As I continue to personally honor my commitment of contributing to A Balanced Week I would like to share with you my late spring saves from my tiny garden. Beets. We had a rare late hard freeze in central Texas this year. My beet seeds had been planted weeks before as they prefer a cool temperature. I already had a couple of dozens beautiful beets sprouting their deep green leaves when temps dropped to 16 degrees and stayed below freezing for two days. Ouch. Somehow three distressed beets decided to pull through. So I kept them in the ground until just a few weeks ago.
Harvest time and what to do with three beets. Make them count!
Life rarely goes exactly how you plan it out, so I had to make some revisions in my plans. The beets greens are just wonderful if you prepare them and saute them as you would fresh spinach, but that just was not going to happen this year as I simply did not have enough. Just three….make them COUNT!
I simply cut the tops off and rinsed them well. Then I immersed my three medium sized beets in a saucepan with water and brought them to a boil. Then I reduced the heat and let them simmer on medium low for about 30 minutes.
Beets are packed with super healthy nutrients that your heart and circulatory system just love. But they are messy root veggies and bleed red on everything so you have to prepare with care.
Once they are cooked, let them cool and gently hold them in your hands under running water and slip of the skin. Then slice on cutting board.
Before I share my simple, simple marinade for beets let me share with you what I am up to. As I am typing this, I am on a two week road trip. This is day 3 and I am currently in Colorado. Let me share a picture of day one with you.
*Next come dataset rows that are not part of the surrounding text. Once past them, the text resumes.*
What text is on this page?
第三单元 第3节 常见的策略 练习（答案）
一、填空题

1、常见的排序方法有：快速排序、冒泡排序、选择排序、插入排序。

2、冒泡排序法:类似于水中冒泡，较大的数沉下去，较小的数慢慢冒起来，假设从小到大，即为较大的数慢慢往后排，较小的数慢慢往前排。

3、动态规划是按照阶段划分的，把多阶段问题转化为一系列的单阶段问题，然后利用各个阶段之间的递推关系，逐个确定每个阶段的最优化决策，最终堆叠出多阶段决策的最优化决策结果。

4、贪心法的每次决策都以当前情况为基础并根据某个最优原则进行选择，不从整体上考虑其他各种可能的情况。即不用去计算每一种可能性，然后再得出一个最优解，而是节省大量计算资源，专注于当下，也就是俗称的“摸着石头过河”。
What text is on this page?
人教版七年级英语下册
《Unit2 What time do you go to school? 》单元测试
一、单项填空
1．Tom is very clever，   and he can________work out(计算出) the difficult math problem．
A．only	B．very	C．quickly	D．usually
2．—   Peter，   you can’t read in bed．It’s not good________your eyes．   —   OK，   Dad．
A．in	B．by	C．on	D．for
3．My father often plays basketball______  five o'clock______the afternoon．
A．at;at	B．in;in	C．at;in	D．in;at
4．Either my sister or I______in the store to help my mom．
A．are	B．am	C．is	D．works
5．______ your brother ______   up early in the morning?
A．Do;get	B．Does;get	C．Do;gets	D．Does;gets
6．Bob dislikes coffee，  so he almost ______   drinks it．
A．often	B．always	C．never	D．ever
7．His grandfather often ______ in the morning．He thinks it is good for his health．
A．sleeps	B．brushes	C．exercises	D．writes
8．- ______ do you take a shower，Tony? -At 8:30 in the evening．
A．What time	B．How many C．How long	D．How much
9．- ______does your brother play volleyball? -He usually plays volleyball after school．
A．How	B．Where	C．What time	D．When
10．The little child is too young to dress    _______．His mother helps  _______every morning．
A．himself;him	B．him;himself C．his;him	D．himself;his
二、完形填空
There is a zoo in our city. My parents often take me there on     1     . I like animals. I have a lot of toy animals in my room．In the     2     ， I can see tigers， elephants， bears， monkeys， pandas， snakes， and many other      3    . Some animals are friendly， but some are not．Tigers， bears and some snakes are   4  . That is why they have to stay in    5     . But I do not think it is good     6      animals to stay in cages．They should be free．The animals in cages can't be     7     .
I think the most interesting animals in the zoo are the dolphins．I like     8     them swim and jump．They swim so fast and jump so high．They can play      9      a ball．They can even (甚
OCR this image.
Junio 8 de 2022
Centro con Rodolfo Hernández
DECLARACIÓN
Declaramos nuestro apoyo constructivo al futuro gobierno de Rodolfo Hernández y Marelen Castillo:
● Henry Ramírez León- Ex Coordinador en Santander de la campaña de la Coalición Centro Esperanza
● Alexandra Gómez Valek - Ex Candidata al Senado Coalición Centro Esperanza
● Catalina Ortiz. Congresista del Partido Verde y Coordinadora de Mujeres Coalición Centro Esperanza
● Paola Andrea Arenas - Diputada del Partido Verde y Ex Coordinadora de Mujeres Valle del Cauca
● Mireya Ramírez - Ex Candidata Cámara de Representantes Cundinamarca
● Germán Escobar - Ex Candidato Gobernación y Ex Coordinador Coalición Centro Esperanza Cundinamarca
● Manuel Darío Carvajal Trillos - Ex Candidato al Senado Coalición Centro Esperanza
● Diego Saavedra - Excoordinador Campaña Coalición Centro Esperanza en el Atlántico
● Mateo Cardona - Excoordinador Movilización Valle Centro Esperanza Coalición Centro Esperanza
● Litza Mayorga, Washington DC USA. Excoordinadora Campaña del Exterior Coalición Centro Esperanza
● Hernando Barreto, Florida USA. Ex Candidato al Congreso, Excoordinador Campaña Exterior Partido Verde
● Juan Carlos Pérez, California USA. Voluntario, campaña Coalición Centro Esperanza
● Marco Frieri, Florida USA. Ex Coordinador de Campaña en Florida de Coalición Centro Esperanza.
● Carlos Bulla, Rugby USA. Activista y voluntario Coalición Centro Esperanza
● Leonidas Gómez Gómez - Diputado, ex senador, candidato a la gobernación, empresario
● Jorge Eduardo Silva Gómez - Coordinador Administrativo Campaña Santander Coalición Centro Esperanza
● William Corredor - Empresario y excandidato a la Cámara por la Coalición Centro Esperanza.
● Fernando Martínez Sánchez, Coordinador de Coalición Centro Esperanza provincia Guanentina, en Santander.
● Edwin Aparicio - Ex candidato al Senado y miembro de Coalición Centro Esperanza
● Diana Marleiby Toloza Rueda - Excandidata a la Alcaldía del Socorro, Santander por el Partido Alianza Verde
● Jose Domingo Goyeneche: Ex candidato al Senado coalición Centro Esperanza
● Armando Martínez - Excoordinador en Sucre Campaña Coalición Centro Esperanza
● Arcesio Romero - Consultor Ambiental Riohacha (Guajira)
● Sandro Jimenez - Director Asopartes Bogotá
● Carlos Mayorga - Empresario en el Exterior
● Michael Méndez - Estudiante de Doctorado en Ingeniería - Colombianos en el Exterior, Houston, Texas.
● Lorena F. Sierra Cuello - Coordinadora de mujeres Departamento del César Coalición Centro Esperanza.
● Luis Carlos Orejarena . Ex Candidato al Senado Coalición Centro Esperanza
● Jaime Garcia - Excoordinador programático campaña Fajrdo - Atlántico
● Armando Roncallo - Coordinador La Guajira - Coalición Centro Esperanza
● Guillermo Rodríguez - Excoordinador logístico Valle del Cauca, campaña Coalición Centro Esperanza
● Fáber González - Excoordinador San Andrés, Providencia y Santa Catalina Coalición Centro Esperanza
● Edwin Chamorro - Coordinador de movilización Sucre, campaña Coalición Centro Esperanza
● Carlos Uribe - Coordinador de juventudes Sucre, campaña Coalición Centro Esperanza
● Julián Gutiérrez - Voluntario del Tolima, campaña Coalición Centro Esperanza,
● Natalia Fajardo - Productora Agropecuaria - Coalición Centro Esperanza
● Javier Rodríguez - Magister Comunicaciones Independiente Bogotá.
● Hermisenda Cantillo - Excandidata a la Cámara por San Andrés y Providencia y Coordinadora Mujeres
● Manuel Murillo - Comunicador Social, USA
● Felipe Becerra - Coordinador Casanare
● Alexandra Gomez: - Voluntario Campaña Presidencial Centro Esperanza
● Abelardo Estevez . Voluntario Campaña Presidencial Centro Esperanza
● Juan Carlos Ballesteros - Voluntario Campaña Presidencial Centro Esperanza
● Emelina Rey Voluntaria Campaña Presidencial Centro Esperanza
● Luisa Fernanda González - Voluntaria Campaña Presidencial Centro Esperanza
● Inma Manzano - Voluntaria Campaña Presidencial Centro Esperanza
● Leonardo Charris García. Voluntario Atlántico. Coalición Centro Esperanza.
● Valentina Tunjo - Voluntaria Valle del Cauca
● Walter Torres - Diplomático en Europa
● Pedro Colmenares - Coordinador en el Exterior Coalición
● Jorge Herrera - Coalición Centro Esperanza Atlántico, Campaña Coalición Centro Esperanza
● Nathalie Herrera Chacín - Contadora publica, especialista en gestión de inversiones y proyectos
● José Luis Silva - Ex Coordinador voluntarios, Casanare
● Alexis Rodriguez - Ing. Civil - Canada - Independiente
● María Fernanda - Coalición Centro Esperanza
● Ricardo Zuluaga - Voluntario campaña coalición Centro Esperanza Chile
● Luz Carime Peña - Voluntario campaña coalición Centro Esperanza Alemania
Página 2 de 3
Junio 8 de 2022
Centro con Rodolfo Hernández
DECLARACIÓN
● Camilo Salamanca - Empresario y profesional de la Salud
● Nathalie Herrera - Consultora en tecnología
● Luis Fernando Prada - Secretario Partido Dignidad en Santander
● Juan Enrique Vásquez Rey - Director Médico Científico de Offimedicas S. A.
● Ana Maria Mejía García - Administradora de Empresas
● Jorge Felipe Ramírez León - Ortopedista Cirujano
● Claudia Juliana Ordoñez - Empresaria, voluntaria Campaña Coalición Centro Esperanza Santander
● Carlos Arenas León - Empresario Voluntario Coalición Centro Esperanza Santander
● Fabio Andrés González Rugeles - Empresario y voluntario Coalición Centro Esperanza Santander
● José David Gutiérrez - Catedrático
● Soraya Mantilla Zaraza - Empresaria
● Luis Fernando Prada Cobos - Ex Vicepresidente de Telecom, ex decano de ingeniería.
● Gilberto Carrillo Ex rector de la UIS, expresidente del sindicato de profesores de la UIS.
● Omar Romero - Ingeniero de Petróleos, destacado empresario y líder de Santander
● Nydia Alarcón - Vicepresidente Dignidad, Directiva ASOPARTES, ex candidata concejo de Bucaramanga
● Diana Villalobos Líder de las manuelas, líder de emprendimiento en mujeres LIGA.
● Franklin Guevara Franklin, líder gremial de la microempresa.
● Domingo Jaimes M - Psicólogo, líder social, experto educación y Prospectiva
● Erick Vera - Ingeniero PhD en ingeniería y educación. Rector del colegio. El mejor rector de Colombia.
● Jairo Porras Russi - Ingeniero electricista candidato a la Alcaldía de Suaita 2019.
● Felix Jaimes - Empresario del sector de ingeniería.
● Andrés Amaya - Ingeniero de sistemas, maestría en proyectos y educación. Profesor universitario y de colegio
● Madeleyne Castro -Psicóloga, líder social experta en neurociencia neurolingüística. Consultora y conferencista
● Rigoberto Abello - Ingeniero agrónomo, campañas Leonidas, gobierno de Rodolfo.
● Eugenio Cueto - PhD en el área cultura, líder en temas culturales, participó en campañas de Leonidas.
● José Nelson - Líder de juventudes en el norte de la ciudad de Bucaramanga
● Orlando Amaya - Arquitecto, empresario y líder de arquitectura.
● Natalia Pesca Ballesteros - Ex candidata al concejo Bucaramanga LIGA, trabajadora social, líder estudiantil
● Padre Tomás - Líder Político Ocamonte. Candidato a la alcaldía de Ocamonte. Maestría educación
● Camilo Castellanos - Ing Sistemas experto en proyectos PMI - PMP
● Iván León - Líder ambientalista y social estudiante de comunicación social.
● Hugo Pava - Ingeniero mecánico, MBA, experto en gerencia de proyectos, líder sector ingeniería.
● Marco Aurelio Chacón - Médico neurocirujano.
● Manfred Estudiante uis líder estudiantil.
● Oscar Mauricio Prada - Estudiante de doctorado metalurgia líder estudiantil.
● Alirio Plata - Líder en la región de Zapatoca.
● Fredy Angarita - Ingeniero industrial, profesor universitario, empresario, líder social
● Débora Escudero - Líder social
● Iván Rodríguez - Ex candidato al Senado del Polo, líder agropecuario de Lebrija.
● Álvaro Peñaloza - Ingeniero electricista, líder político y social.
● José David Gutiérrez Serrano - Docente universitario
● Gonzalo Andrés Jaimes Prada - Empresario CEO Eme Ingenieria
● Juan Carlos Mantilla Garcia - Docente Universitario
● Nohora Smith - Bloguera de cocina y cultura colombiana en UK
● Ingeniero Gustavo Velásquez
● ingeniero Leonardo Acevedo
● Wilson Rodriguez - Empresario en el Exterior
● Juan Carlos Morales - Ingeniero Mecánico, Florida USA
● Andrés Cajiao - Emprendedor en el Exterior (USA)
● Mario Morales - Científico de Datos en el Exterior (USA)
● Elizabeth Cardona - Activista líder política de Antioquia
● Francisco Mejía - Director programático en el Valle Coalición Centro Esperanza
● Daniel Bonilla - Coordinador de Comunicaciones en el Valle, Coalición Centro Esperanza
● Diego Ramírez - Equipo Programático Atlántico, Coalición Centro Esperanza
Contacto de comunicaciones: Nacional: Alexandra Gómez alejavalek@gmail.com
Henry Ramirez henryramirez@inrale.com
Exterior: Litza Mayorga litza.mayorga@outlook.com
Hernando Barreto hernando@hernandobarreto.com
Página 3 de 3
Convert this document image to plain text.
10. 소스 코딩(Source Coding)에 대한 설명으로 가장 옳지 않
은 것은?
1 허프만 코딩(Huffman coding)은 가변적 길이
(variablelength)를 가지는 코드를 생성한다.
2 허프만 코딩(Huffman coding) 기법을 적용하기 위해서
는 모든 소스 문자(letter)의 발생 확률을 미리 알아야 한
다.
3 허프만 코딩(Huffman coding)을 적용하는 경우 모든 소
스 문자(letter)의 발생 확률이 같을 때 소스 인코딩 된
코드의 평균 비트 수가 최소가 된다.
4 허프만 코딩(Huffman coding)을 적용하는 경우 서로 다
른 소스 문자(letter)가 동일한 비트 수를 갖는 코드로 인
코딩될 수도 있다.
This was truly another lesson in patience and how life just never goes exactly as planned. I had my starter replaced in my car a couple of days before the start of the trip and once on the road realized the service that I paid for did not complete their job of putting everything back together. But luckily this very nice helpful man at an automotive store at our first stop fixed it and I gladly thanked him with a very nice tip.
So here is the recipe for my SIMPLE BEET SALAD when the harvest is not abundant and you want to salvage what you have.
- 1/2 cup water
- 1/2 cup apple cider vinegar
- 1/2 cup sugar
Bring all three ingredients to a boil in saucepan. Reduce heat to just a gentle boil and let cook for a few minutes until the sugar is melted. Remove from heat and let cool. Pour into a glass container or bowl and add the sliced beets. Cover with a sealed lid and let marinate in the refrigerator for at least 3 days up to 10 days.
And then enjoy over spring mix salad greens.